López has held workshops with men to make some of these biases visible.

In his experience, when they are “put on the table” there are various reactions.

First, mistrust, it is not enough to present a shared or everyday experience:

"For them to open their eyes, you have to give them super-detailed information, if there are no figures or studies, they don't just see it."

Some still resist, López explains, arguing that they also carry their own.

"Others downplay it."

“When we get to see, we have empathy”, he continues, “but putting it into practice is another thing, in the end very few remedy it, at most we are in the helping phase”.

In an

afterwork

in the elegant Salamanca district of Madrid, many office workers gather after work.

At a table, six men (all thirtysomethings with degrees and jobs in different sectors, lawyers, marketing

experts

, an architect), they agree to talk about it.

Most admit that "they have never given it much thought."

Some are reticent (“if they volunteer to organize something it will be because they like it”; “it is a matter of personality, I am very chaotic and my partner is more thorough”; “I also eat brown from aunts who shy away! ”).

Others concede that “sometimes it is difficult to see what does not touch you”.

Like the women asked, some believe that it does not happen in their workplaces, others say that it does.

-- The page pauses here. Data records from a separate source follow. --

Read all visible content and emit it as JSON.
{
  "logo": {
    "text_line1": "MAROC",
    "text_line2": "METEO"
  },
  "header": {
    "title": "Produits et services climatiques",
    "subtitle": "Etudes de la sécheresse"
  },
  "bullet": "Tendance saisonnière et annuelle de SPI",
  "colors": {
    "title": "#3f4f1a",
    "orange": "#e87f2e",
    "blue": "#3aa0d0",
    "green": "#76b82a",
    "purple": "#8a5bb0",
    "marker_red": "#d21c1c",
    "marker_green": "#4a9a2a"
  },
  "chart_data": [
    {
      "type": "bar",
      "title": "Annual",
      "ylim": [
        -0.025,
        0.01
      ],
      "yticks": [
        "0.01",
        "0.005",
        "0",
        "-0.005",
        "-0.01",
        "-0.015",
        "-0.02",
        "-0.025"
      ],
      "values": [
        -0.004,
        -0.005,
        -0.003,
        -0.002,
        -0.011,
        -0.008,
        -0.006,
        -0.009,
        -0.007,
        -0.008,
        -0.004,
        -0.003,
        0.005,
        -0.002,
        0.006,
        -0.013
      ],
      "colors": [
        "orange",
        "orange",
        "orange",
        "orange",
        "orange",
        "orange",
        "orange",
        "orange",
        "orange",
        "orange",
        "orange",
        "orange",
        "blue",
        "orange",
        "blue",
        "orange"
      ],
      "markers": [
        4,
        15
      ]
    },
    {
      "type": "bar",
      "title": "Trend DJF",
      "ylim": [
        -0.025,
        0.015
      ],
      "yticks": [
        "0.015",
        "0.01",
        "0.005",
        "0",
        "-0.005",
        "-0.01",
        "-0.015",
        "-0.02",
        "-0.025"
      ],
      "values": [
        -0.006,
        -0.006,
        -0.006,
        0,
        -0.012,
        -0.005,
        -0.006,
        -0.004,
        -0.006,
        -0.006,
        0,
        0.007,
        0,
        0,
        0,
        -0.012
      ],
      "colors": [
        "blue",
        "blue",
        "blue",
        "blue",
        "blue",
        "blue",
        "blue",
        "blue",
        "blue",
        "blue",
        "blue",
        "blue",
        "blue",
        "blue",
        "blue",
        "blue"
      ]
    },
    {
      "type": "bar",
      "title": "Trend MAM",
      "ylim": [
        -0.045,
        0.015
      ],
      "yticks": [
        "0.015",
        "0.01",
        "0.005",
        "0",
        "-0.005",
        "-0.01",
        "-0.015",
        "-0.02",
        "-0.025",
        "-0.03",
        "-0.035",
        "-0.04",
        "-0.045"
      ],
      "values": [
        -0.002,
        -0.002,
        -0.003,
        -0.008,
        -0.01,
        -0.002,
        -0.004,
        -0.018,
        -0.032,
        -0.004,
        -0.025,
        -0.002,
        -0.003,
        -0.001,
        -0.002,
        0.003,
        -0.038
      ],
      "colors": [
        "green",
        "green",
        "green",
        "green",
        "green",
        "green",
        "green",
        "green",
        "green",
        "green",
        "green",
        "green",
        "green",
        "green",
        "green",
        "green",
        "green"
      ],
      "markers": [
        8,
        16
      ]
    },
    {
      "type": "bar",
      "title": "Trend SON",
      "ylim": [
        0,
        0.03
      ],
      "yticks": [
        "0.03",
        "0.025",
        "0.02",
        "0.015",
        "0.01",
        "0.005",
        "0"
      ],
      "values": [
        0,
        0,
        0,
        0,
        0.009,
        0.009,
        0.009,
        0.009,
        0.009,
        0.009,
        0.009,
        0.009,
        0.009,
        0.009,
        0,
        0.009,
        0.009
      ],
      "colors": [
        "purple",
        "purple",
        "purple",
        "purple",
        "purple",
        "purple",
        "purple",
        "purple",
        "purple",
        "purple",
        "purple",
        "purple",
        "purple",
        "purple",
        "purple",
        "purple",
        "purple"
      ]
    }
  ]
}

“I think we have improved,” says a publicist, “I see things, especially in my elders, that freak me out, from not washing her cup after a meeting to asking a colleague to make her an

email nice

or a presentation... It's true that sometimes you see him and you don't say anything, and neither does she, maybe because he has more important fights."

Silvia, the financial manager, partially agrees.

"It's not that these issues seem minor to me," she says, referring to the thankless workload or care that weighs down many women.

“But I think where we are really capable is upwards.

Team managers?

Men.

Responsible for new projects?

Men.

With corporate social responsibility some women have been promoted, but it is pure posturing.

If you ask for a reduction in working hours to reconcile, they crucify you.

At first my boss called me every week at the office to ask me when I was going to end 'this farce'.

He has been charging 30% less for years, but fulfilling “the same objectives and with the same number of clients” as his full-time colleagues: “They demand the same from me.

So I don't even volunteer for anything,

juniors

without blinking.

I often say no, simply because it doesn't give me life."